Modern linguistics is considered to be an applied science as well as an academic field of general study within the humanities and social sciences.[6] Traditional areas of linguistic analysis correspond to syntax (rules governing the structure of sentences), semantics (meaning), morphology (structure of words), phonetics (speech sounds and equivalent gestures in sign languages), phonology (the abstract sound system of a particular language), and pragmatics (how social context contributes to meaning).[7] Subdisciplines such as biolinguistics (the study of the biological variables and evolution of language) and psycholinguistics (the study of psychological factors in human language) bridge many of these divisions.[8]

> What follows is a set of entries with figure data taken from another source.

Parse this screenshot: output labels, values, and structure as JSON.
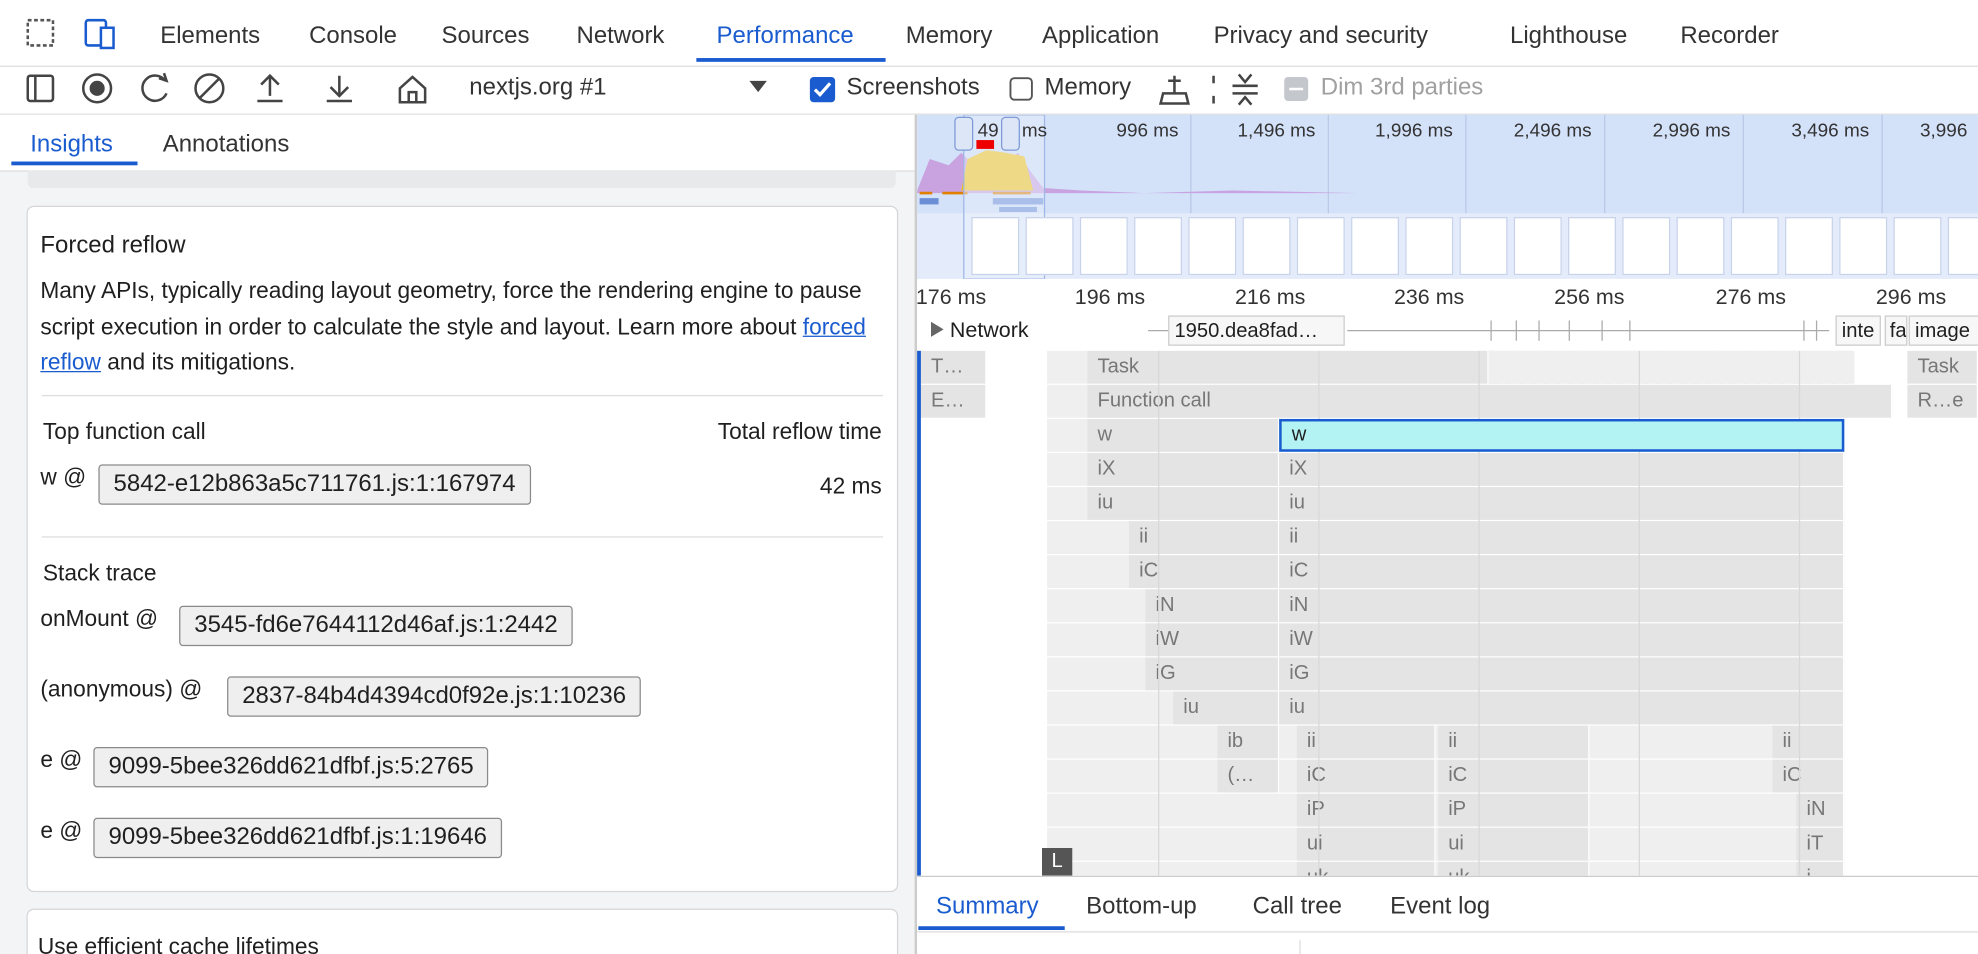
{
  "tabs": [
    "Elements",
    "Console",
    "Sources",
    "Network",
    "Performance",
    "Memory",
    "Application",
    "Privacy and security",
    "Lighthouse",
    "Recorder"
  ],
  "toolbar": {
    "recording": "nextjs.org #1",
    "screenshots": "Screenshots",
    "memory": "Memory",
    "dim": "Dim 3rd parties"
  },
  "sidebar": {
    "tabs": [
      "Insights",
      "Annotations"
    ],
    "insight": {
      "title": "Forced reflow",
      "description": "Many APIs, typically reading layout geometry, force the rendering engine to pause script execution in order to calculate the style and layout. Learn more about ",
      "link": "forced reflow",
      "description_end": " and its mitigations.",
      "col1": "Top function call",
      "col2": "Total reflow time",
      "top_fn": "w @",
      "top_src": "5842-e12b863a5c711761.js:1:167974",
      "top_time": "42 ms",
      "stack_title": "Stack trace",
      "stack": [
        {
          "fn": "onMount @",
          "src": "3545-fd6e7644112d46af.js:1:2442"
        },
        {
          "fn": "(anonymous) @",
          "src": "2837-84b4d4394cd0f92e.js:1:10236"
        },
        {
          "fn": "e @",
          "src": "9099-5bee326dd621dfbf.js:5:2765"
        },
        {
          "fn": "e @",
          "src": "9099-5bee326dd621dfbf.js:1:19646"
        }
      ]
    },
    "next_insight": "Use efficient cache lifetimes"
  },
  "overview": {
    "marker": "49",
    "labels": [
      "ms",
      "996 ms",
      "1,496 ms",
      "1,996 ms",
      "2,496 ms",
      "2,996 ms",
      "3,496 ms",
      "3,996"
    ]
  },
  "ruler": [
    "176 ms",
    "196 ms",
    "216 ms",
    "236 ms",
    "256 ms",
    "276 ms",
    "296 ms"
  ],
  "network": {
    "label": "Network",
    "requests": [
      "1950.dea8fad…",
      "inte",
      "fa",
      "image"
    ]
  },
  "flame": [
    "T…",
    "E…",
    "Task",
    "Function call",
    "w",
    "w",
    "iX",
    "iu",
    "ii",
    "iC",
    "iN",
    "iW",
    "iG",
    "iu",
    "ib",
    "(…",
    "iX",
    "iu",
    "ii",
    "iC",
    "iN",
    "iW",
    "iG",
    "iu",
    "ii",
    "iC",
    "iP",
    "ui",
    "uk",
    "ii",
    "iC",
    "iP",
    "ui",
    "uk",
    "ii",
    "iC",
    "iN",
    "iT",
    "i",
    "Task",
    "R…e"
  ],
  "flame_marker": "L",
  "bottom_tabs": [
    "Summary",
    "Bottom-up",
    "Call tree",
    "Event log"
  ]
}
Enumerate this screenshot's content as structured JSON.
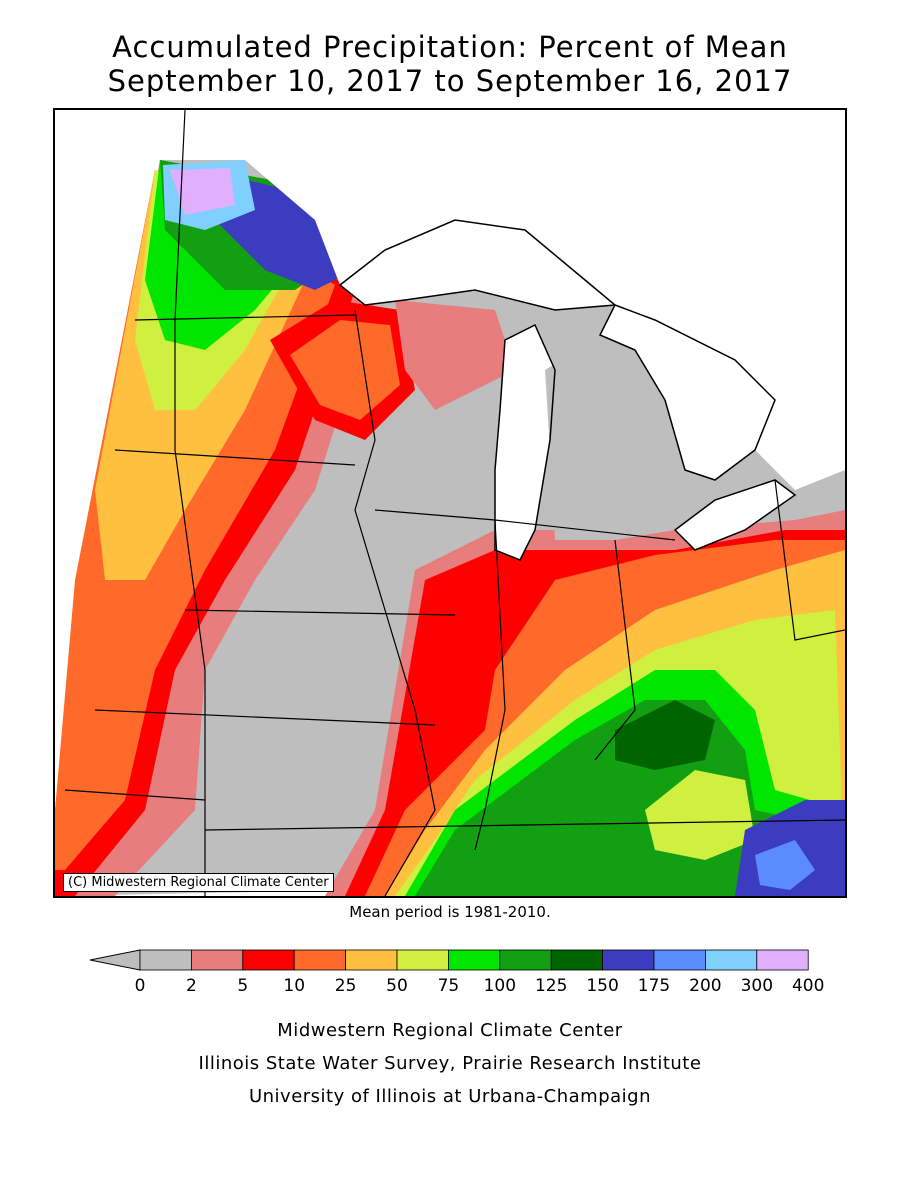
{
  "title": {
    "line1": "Accumulated Precipitation: Percent of Mean",
    "line2": "September 10, 2017 to September 16, 2017"
  },
  "map": {
    "copyright": "(C) Midwestern Regional Climate Center",
    "region_colors": {
      "gray": "#bebebe",
      "pink": "#e87d7d",
      "red": "#ff0000",
      "orange": "#ff6a2a",
      "lightorange": "#ffc040",
      "yellowgreen": "#d0f040",
      "green": "#00e600",
      "midgreen": "#12a012",
      "darkgreen": "#006400",
      "navy": "#3c3cc0",
      "blue": "#5a8cff",
      "lightblue": "#80d0ff",
      "lavender": "#e0b0ff",
      "water": "#ffffff"
    }
  },
  "mean_period": "Mean period is 1981-2010.",
  "legend": {
    "labels": [
      "0",
      "2",
      "5",
      "10",
      "25",
      "50",
      "75",
      "100",
      "125",
      "150",
      "175",
      "200",
      "300",
      "400"
    ],
    "colors": [
      "#bebebe",
      "#e87d7d",
      "#ff0000",
      "#ff6a2a",
      "#ffc040",
      "#d0f040",
      "#00e600",
      "#12a012",
      "#006400",
      "#3c3cc0",
      "#5a8cff",
      "#80d0ff",
      "#e0b0ff"
    ],
    "arrow_color": "#bebebe"
  },
  "footer": {
    "line1": "Midwestern Regional Climate Center",
    "line2": "Illinois State Water Survey, Prairie Research Institute",
    "line3": "University of Illinois at Urbana-Champaign"
  }
}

Linguistics encompasses many branches and subfields that span both theoretical and practical applications.[6] Theoretical linguistics (including traditional descriptive linguistics) is concerned with understanding the universal and fundamental nature of language and developing a general theoretical framework for describing it.[9] Applied linguistics seeks to utilise the scientific findings of the study of language for practical purposes, such as developing methods of improving language education and literacy.[10]

Linguistic features may be studied through a variety of perspectives: synchronically (by describing the shifts in a language at a certain specific point of time) or diachronically (through the historical development of language over several periods of time), in monolinguals or in multilinguals, amongst children or amongst adults, in terms of how it is being learned or how it was acquired, as abstract objects or as cognitive structures, through written texts or through oral elicitation, and finally through mechanical data collection or through practical fieldwork.[11]

Linguistics emerged from the non-scientific[4] field of philology, and both are now variably described as related fields, subdisciplines, or the latter[clarification needed] to have been[clarification needed] superseded by linguistics altogether.[12] Linguistics is also related to the philosophy of language, stylistics, rhetoric, semiotics, lexicography, and translation.